Morrissey chiede a Johnny Marr di non nominarlo più nelle interviste

"Smettila di usare il mio nome per fare clickbait”, scrive il già frontman degli Smiths in una lunga lettera indirizzata al suo ex compagno di band
Morrissey chiede a Johnny Marr di non nominarlo più nelle interviste
Credits: Sebastiano Tomà / Concessione in uso a Rockol

Con un lungo messaggio pubblicato sul proprio sito web ufficiale, Morrissey Central, il già frontman degli Smiths ha invitato Johnny Marr a non nominarlo più nelle interviste, accusando il suo ex compagno di band di “usare” il suo nome “per fare clickbait” e chiedendogli di smetterla.

Impegnato nella promozione del suo quarto disco solista, "Fever dreams pts 1-4”, in uscita il prossimo 25 febbraio, in questo periodo l’ex chitarrista del gruppo di “How soon is now” sta infatti rilasciando una serie di interviste, non mancando di rispondere a domanda sulla storica formazione britannica e sulla sua relazione con Morrissey. Nel corso di una chiacchierata con il magazine “Uncut”, per esempio, Marr ha - tra le altre cose - parlato del suo rapporto con il già cantante degli Smiths, spiegando di non essere molto legati per quanto sono “diversi”.

Stanco di vedere il proprio nome citato spesso da Johnny Marr, Morrissey lo ha quindi intimato di smetterla con una lunga lettera pubblica a lui indirizzata in cui si legge:

“Questa non è una sfuriata o un discorso isterico. È una richiesta cortese e misurata: potresti, per cortesia, smetterla di fare il mio nome nelle tue interviste?

Per favore, potresti invece discutere della tua carriera, dei tuoi inarrestabili successi da solista e della tua musica?

Se puoi, per favore, mi lasceresti fuori da tutto questo?

Il fatto è: tu non mi conosci. Non sai niente della mia vita, delle mie intenzioni, dei miei pensieri o dei miei sentimenti. Eppure parli come se fossi il mio psichiatra personale, come se avessi costante accesso al mio istinto. Sono 35 anni che non ci conosciamo - ovvero molte vite fa. Quando ci siamo incontrati, io e te, non avevamo successo. Ci siamo aiutati a vicenda per diventare ciò che siamo oggi. Non puoi semplicemente lasciare perdere? Perché invece insisti, anno dopo anno, decennio dopo decennio, a incolparmi di tutto... dallo tsunami delle Isole Salomone del 2007 alla bava sul mento di tua nonna?”.

Ricordando di essere stato compagno di Johnny Marr negli Smiths per sei anni, durante i quali hanno dato alle stampe insieme quattro album - "The Smiths" (1984), "Meat is murder" (1985), “The queen is dead" (1986) e "Strangeways, here we come” (1987) - il 62enne cantautore britannico ha aggiunto:

“Mi hai trovato abbastanza d’ispirazione da fare musica con me per sei anni.
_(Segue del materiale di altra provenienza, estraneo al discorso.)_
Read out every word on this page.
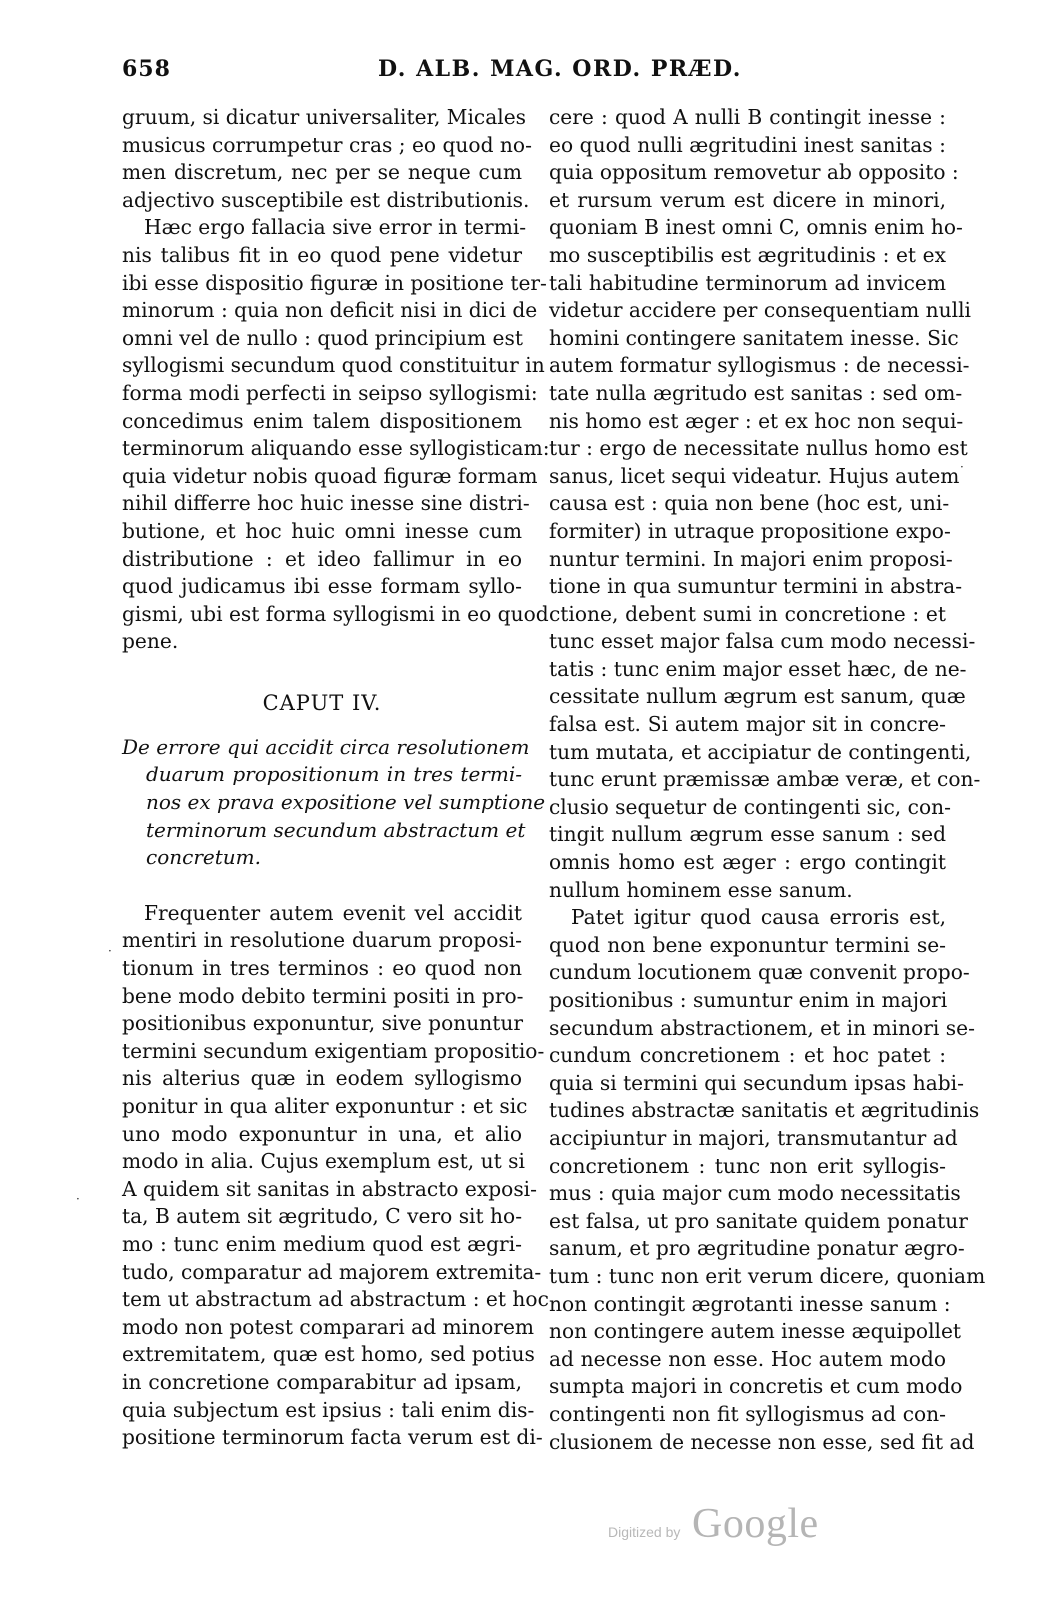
658	D. ALB. MAG. ORD. PRÆD.
gruum, si dicatur universaliter, Micales
musicus corrumpetur cras ; eo quod no-
men discretum, nec per se neque cum
adjectivo susceptibile est distributionis.
Hæc ergo fallacia sive error in termi-
nis talibus fit in eo quod pene videtur
ibi esse dispositio figuræ in positione ter-
minorum : quia non deficit nisi in dici de
omni vel de nullo : quod principium est
syllogismi secundum quod constituitur in
forma modi perfecti in seipso syllogismi:
concedimus enim talem dispositionem
terminorum aliquando esse syllogisticam:
quia videtur nobis quoad figuræ formam
nihil differre hoc huic inesse sine distri-
butione, et hoc huic omni inesse cum
distributione : et ideo fallimur in eo
quod judicamus ibi esse formam syllo-
gismi, ubi est forma syllogismi in eo quod
pene.
CAPUT IV.
De errore qui accidit circa resolutionem
duarum propositionum in tres termi-
nos ex prava expositione vel sumptione
terminorum secundum abstractum et
concretum.
Frequenter autem evenit vel accidit
mentiri in resolutione duarum proposi-
tionum in tres terminos : eo quod non
bene modo debito termini positi in pro-
positionibus exponuntur, sive ponuntur
termini secundum exigentiam propositio-
nis alterius quæ in eodem syllogismo
ponitur in qua aliter exponuntur : et sic
uno modo exponuntur in una, et alio
modo in alia. Cujus exemplum est, ut si
A quidem sit sanitas in abstracto exposi-
ta, B autem sit ægritudo, C vero sit ho-
mo : tunc enim medium quod est ægri-
tudo, comparatur ad majorem extremita-
tem ut abstractum ad abstractum : et hoc
modo non potest comparari ad minorem
extremitatem, quæ est homo, sed potius
in concretione comparabitur ad ipsam,
quia subjectum est ipsius : tali enim dis-
positione terminorum facta verum est di-
cere : quod A nulli B contingit inesse :
eo quod nulli ægritudini inest sanitas :
quia oppositum removetur ab opposito :
et rursum verum est dicere in minori,
quoniam B inest omni C, omnis enim ho-
mo susceptibilis est ægritudinis : et ex
tali habitudine terminorum ad invicem
videtur accidere per consequentiam nulli
homini contingere sanitatem inesse. Sic
autem formatur syllogismus : de necessi-
tate nulla ægritudo est sanitas : sed om-
nis homo est æger : et ex hoc non sequi-
tur : ergo de necessitate nullus homo est
sanus, licet sequi videatur. Hujus autem
causa est : quia non bene (hoc est, uni-
formiter) in utraque propositione expo-
nuntur termini. In majori enim proposi-
tione in qua sumuntur termini in abstra-
ctione, debent sumi in concretione : et
tunc esset major falsa cum modo necessi-
tatis : tunc enim major esset hæc, de ne-
cessitate nullum ægrum est sanum, quæ
falsa est. Si autem major sit in concre-
tum mutata, et accipiatur de contingenti,
tunc erunt præmissæ ambæ veræ, et con-
clusio sequetur de contingenti sic, con-
tingit nullum ægrum esse sanum : sed
omnis homo est æger : ergo contingit
nullum hominem esse sanum.
Patet igitur quod causa erroris est,
quod non bene exponuntur termini se-
cundum locutionem quæ convenit propo-
positionibus : sumuntur enim in majori
secundum abstractionem, et in minori se-
cundum concretionem : et hoc patet :
quia si termini qui secundum ipsas habi-
tudines abstractæ sanitatis et ægritudinis
accipiuntur in majori, transmutantur ad
concretionem : tunc non erit syllogis-
mus : quia major cum modo necessitatis
est falsa, ut pro sanitate quidem ponatur
sanum, et pro ægritudine ponatur ægro-
tum : tunc non erit verum dicere, quoniam
non contingit ægrotanti inesse sanum :
non contingere autem inesse æquipollet
ad necesse non esse. Hoc autem modo
sumpta majori in concretis et cum modo
contingenti non fit syllogismus ad con-
clusionem de necesse non esse, sed fit ad
·
·
·
Digitized by Google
Se, come dici tu, io ero un tale mostro orribile, cosa ti avrebbe fatto questo? Ti ha rapito? Incatenato? Sei stato sequestrato da alieni strabici? Sei stato tu a suonare la chitarra in ‘Golden lights’, non io.

Certo, sappiamo entrambi che la stampa britannica pubblicherà sempre tutto ciò che dici su di me, finché saranno cose crudeli e brutali. Lo hai già fatto. E vai avanti. È come se non riuscissi nemmeno a scavallare le tue stesse gambe senza menzionarmi. Il nostro periodo insieme è stato molte vite fa e da allora ne è passato di sangue sotto i ponti. Arriva il momento in cui devi assumerti la responsabilità delle tue azioni e della tua carriera, che ti auguro di goderti in buona salute. Smettila, però, di usare il mio nome per fare clickbait”.

In conclusione, Steven Patrick Morrissey ha successivamente scritto: “Non ho mai attaccato il tuo lavoro da solista o la tua vita, e ho pubblicamente applaudito il tuo genio durante i giorni di ‘Louder than bombs’ e 'Strangeways, here we come’, eppure, puntuale come una rata da pagare, sei sempre stato pronto ogni qualvolta la stampa richiedeva un punto di vista malevolo sulle mezze parole che ho detto dall’ultima era glaciale, da quando il fiume Colorado iniziava a modellare il Grand Canyon. Per favore, smettila. Siamo nel 2022, non nel 1982”.